Australian farmers have warned that any move by the Trump administration towards greater protectionism would have negative impacts on Australia’s booming rural and food exports.
The US is the second mostimportant market for Australia’s $46 billion agrifood export trade, taking 11 per cent of total exports valued at $4.6bn in 2015-16.
Beef exports valued at nearly $2.5bn dominated Australian-US agricultural trade last year, with America being the biggest international buyer of Australian beef, lamb ($601 million), wine ($490m) and goat meat ($155m).
But other commodities are rapidly gaining market access, according to National Farmers Federation president Brent Finlay, with wheat, dairy and rice products set to grab a larger slice of the premium US market under the proposed Trans-Pacific Partnership trade deal.
Mr Finlay said that after Mr Trump’s election, chances of the 12-nation TPP agreement being ratified looked “very slim”. “It does concern us, because the TPP was good for Australian exports, particularly beef, dairy, grains and rice — and not just into the US but other countries as well,” Mr Finlay said.
“Any trade disruption or move towards protectionism by the United States will harm Australian exports and farmers; trade liberalisation not only gives agriculture a brighter future but it is how we build our economy, create jobs, and lift our national standard of living.”
Far north Queensland canegrower Steve Calgano shares Mr Finlay’s concerns about the implications of the end of the TPP in the wake of Mr Trump’s victory. Under the agreement, Australian sugar was finally given “a foot in the door” to the high-priced US market that it had been trying to gain for years, with access increasing from 85,000 tonnes of sugar annually to 150,000 tonnes, and the promise of more sales to come.
Harvesting some of his 430ha of towering cane crop yesterday in the shadow of Mount Bellenden Ker, 60km south of Cairns, Mr Calgano said that with 80 per cent of Australia’s $3bn sugar crop exported, chaos or confusion in world trading markets was not desirable.

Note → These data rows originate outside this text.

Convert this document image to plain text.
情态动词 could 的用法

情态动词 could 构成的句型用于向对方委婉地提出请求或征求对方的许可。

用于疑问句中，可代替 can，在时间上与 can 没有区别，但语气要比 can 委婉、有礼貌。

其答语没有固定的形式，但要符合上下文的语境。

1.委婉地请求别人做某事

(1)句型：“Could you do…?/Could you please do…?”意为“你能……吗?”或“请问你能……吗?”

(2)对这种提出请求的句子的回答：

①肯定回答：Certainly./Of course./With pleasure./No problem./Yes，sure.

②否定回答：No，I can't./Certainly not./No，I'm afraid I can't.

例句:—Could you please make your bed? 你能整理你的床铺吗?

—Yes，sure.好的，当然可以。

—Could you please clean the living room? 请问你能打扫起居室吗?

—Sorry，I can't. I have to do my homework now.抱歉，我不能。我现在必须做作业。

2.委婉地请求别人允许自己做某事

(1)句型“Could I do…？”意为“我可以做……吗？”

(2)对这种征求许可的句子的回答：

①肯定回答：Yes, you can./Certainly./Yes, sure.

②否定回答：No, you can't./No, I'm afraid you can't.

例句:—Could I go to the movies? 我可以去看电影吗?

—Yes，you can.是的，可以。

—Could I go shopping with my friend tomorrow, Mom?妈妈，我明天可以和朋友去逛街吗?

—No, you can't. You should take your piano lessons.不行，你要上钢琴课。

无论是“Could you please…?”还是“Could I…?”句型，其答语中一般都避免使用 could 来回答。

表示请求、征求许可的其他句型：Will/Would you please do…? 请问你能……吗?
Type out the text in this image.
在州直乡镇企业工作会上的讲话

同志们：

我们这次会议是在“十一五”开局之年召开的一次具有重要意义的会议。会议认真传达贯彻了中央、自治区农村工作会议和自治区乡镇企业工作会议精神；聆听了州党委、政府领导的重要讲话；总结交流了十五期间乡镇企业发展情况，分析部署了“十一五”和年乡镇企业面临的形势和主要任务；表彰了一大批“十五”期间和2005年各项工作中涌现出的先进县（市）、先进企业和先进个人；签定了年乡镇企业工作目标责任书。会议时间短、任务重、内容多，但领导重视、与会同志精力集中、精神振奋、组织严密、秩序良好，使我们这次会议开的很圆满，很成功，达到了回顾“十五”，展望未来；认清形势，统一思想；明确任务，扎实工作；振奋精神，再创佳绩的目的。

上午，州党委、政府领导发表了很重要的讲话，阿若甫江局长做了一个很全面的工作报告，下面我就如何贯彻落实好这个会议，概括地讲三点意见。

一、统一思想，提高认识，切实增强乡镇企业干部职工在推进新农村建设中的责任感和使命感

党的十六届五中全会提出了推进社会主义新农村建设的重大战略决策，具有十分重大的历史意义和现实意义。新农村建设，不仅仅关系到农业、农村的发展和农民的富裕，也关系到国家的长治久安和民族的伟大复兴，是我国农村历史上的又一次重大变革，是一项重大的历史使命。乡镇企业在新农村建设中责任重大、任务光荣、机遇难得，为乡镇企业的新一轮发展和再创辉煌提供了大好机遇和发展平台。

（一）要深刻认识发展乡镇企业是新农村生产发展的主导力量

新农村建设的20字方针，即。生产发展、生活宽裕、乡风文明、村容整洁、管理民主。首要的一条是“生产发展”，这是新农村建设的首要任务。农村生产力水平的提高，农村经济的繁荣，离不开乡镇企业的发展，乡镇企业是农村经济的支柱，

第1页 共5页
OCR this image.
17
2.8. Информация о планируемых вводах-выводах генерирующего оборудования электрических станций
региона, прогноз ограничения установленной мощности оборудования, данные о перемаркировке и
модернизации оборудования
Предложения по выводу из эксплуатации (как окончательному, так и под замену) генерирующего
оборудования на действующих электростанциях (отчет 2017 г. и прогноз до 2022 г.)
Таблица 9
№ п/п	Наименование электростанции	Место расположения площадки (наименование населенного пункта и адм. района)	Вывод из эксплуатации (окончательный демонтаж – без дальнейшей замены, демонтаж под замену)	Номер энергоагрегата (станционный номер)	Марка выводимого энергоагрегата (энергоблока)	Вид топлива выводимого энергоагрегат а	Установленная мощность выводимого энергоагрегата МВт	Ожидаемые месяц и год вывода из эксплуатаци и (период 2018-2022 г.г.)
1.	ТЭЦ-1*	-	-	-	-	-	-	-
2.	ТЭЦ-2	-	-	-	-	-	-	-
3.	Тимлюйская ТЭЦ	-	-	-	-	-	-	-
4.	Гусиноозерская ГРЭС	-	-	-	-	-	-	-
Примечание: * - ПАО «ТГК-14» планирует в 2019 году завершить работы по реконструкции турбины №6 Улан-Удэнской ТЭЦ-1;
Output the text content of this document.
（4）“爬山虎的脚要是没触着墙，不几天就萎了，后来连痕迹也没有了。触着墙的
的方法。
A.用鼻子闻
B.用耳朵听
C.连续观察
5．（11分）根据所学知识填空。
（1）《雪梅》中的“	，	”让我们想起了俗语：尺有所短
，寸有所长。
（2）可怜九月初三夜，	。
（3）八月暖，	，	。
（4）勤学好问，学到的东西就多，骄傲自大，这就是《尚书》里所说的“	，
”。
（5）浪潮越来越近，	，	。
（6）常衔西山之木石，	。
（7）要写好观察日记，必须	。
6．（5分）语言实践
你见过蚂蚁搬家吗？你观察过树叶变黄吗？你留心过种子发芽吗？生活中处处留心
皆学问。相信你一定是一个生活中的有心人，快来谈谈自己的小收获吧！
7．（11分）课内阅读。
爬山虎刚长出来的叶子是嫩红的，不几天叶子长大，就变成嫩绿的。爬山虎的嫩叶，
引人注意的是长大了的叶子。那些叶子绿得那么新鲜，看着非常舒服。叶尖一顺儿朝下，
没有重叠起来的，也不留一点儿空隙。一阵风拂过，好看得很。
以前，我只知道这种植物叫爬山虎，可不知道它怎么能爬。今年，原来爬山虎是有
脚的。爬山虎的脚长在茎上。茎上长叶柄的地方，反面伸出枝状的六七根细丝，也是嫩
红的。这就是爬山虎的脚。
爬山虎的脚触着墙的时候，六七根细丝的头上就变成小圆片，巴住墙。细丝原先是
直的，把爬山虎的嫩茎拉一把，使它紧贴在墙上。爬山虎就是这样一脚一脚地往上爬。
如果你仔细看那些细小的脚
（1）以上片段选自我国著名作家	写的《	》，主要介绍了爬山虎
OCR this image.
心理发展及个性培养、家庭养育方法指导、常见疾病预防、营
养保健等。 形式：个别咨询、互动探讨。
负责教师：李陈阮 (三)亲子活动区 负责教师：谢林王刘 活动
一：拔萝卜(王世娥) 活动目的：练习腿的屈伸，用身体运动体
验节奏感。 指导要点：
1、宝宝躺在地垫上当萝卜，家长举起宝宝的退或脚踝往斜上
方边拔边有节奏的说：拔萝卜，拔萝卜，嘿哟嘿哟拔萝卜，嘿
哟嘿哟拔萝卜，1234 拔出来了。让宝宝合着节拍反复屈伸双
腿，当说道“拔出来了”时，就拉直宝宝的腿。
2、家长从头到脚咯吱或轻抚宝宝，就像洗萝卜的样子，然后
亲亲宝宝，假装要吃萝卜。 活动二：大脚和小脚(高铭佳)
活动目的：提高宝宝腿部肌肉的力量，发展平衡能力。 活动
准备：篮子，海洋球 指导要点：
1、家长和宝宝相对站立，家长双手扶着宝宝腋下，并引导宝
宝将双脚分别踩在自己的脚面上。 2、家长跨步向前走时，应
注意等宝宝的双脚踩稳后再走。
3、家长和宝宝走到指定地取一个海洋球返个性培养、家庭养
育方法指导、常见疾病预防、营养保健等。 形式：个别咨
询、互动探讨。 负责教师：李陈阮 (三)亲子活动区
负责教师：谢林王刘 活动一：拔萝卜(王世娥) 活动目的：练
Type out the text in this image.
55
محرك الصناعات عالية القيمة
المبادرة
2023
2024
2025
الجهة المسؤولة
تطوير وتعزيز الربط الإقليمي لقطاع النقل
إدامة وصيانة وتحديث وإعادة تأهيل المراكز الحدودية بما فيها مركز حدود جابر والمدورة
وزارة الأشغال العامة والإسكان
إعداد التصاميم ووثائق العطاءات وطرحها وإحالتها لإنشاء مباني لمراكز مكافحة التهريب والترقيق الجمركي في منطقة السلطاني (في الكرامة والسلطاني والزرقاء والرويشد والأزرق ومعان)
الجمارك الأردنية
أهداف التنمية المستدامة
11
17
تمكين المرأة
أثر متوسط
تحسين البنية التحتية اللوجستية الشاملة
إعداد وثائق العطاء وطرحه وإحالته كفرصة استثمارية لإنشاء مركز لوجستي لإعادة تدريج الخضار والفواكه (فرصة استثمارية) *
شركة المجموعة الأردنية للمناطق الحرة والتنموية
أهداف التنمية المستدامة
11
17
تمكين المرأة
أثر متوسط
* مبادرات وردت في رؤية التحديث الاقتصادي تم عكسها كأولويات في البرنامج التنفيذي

“It’s probably a bit early to start worrying, but if (the US) does become more protectionist and put up trade barriers and tariffs, then that would be of concern to (the sugar) industry because in the end it will make us less competitive,” he said. “The TPP wasn’t a major benefit for us, but tearing it up now would be a backward step; it’s not just the damage done in US market access but the ripple effect that would cause on export markets right around the world.”
Canegrowers Association chief Dan Galligan urged the US not to waver and to ratify the TPP as a matter of urgency, in its own selfinterest as well as for countries such as Australia.
“While the gains for our sugar into the US market are initially small, Australia stands ready and able to supply more of the highquality sugar that US refiners prefer to help meet the country’s 4.5 million tonnes predicted deficit over the next decade,” he said.